È la versione moderna del famoso ‘Facimme ammuina’ borbonico: una gran baldoria per occultare

l’assenza di concretezza.

Quello che sta accadendo con Savia-no è un meccanismo tipico della società meridionale, e di quella campana in particolare, di individuare una serie di figure a cui delegare la soluzione dei problemi: “Vabbuò tanto c’è Saviano...”, come se uno scrittore da solo potesse sconfiggere la camorra. È un paradosso che diventa l’alibi per mettersi la coscienza a posto: “Tanto c’è lui che se ne occupa”.

Questa delega, che di fatto si trasforma in una nuova rimozione della presenza criminale, è specchio dell’incapacità della borghesia campana e più in generale meridionale di guidare la riscossa della legalità: si aspetta che qualcun altro risolva i problemi. Che intanto continuano a diventare più profondi.

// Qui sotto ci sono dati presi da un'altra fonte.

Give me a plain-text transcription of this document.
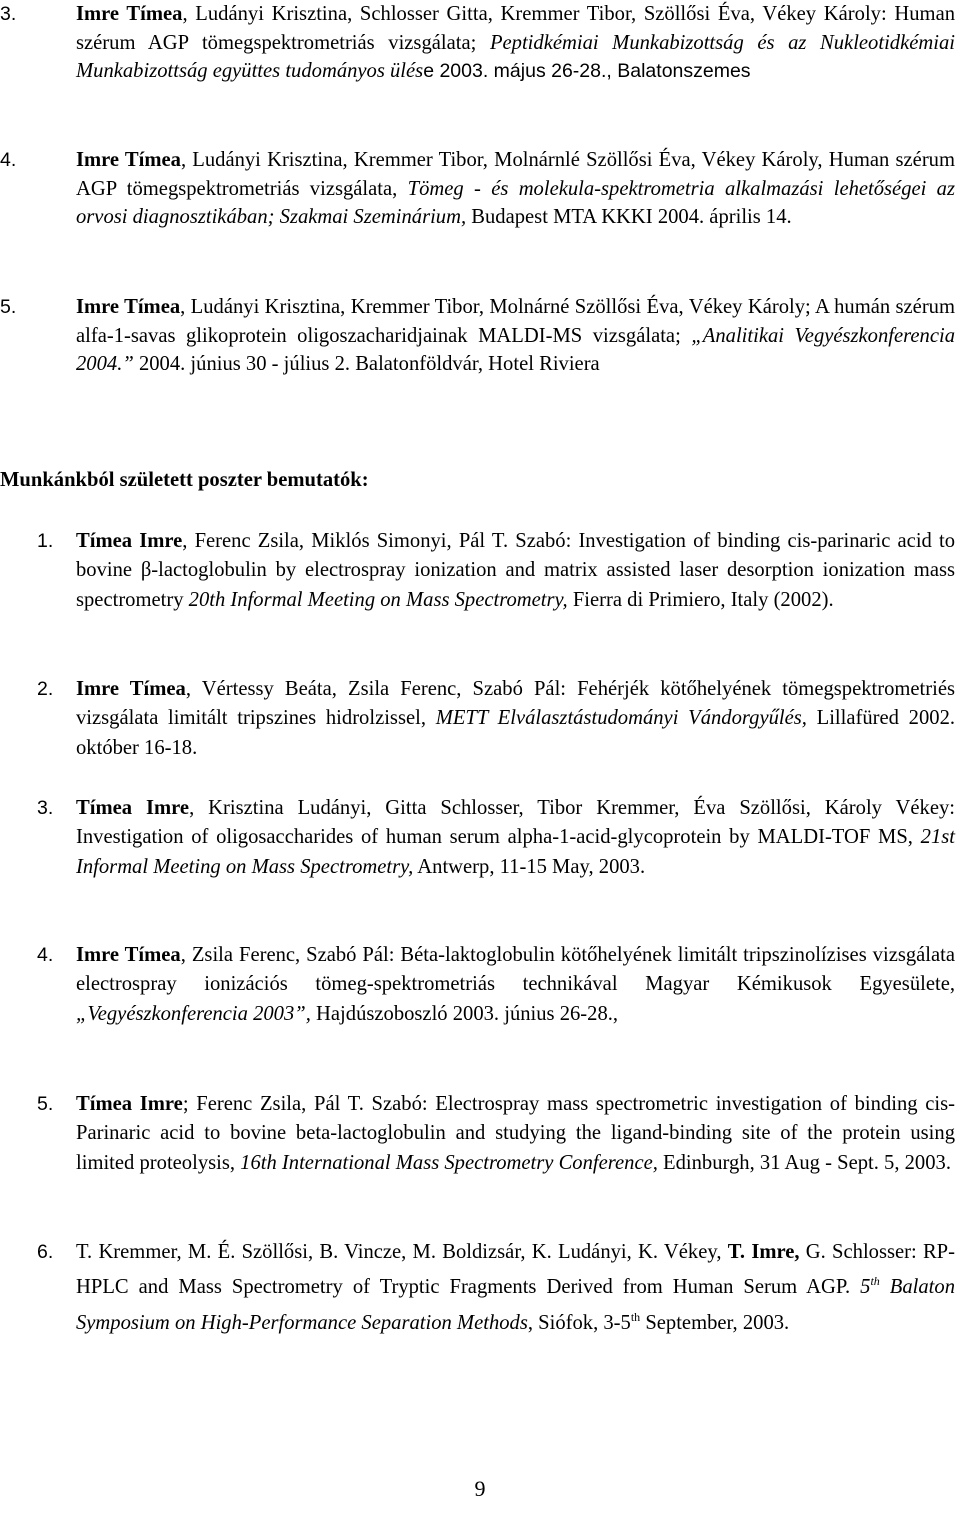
3.	Imre Tímea, Ludányi Krisztina, Schlosser Gitta, Kremmer Tibor, Szöllősi Éva, Vékey Károly: Human szérum AGP tömegspektrometriás vizsgálata; Peptidkémiai Munkabizottság és az Nukleotidkémiai Munkabizottság együttes tudományos ülése 2003. május 26-28., Balatonszemes
4.	Imre Tímea, Ludányi Krisztina, Kremmer Tibor, Molnárnlé Szöllősi Éva, Vékey Károly, Human szérum AGP tömegspektrometriás vizsgálata, Tömeg - és molekula-spektrometria alkalmazási lehetőségei az orvosi diagnosztikában; Szakmai Szeminárium, Budapest MTA KKKI 2004. április 14.
5.	Imre Tímea, Ludányi Krisztina, Kremmer Tibor, Molnárné Szöllősi Éva, Vékey Károly; A humán szérum alfa-1-savas glikoprotein oligoszacharidjainak MALDI-MS vizsgálata; „Analitikai Vegyészkonferencia 2004.” 2004. június 30 - július 2. Balatonföldvár, Hotel Riviera
Munkánkból született poszter bemutatók:
1. Tímea Imre, Ferenc Zsila, Miklós Simonyi, Pál T. Szabó: Investigation of binding cis-parinaric acid to bovine β-lactoglobulin by electrospray ionization and matrix assisted laser desorption ionization mass spectrometry 20th Informal Meeting on Mass Spectrometry, Fierra di Primiero, Italy (2002).
2. Imre Tímea, Vértessy Beáta, Zsila Ferenc, Szabó Pál: Fehérjék kötőhelyének tömegspektrometriés vizsgálata limitált tripszines hidrolzissel, METT Elválasztástudományi Vándorgyűlés, Lillafüred 2002. október 16-18.
3. Tímea Imre, Krisztina Ludányi, Gitta Schlosser, Tibor Kremmer, Éva Szöllősi, Károly Vékey: Investigation of oligosaccharides of human serum alpha-1-acid-glycoprotein by MALDI-TOF MS, 21st Informal Meeting on Mass Spectrometry, Antwerp, 11-15 May, 2003.
4. Imre Tímea, Zsila Ferenc, Szabó Pál: Béta-laktoglobulin kötőhelyének limitált tripszinolízises vizsgálata electrospray ionizációs tömeg-spektrometriás technikával Magyar Kémikusok Egyesülete, „Vegyészkonferencia 2003”, Hajdúszoboszló 2003. június 26-28.,
5. Tímea Imre; Ferenc Zsila, Pál T. Szabó: Electrospray mass spectrometric investigation of binding cis-Parinaric acid to bovine beta-lactoglobulin and studying the ligand-binding site of the protein using limited proteolysis, 16th International Mass Spectrometry Conference, Edinburgh, 31 Aug - Sept. 5, 2003.
6. T. Kremmer, M. É. Szöllősi, B. Vincze, M. Boldizsár, K. Ludányi, K. Vékey, T. Imre, G. Schlosser: RP-HPLC and Mass Spectrometry of Tryptic Fragments Derived from Human Serum AGP. 5th Balaton Symposium on High-Performance Separation Methods, Siófok, 3-5th September, 2003.
9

È uno dei freni storici allo sviluppo del Sud: l’assenza di quella borghesia illuminata che nel resto d’Italia e d’Europa ha fatto da traino allo sviluppo. Questa tradizione, che nasceva in contrasto con il latifondismo della nobiltà, nel Meridione non c’è stata: come insegna Il Gattopardo, quella borghesia è nata tentando di imitare le peggiori logiche di una aristocrazia terriera basata sulla rendita. Ancora oggi l’assenza di iniziative imprenditoriali di livello internazionale lo testimonia, ed è anche uno degli elementi che hanno concesso tanto spazio all’infiltrazione della camorra nell’economia.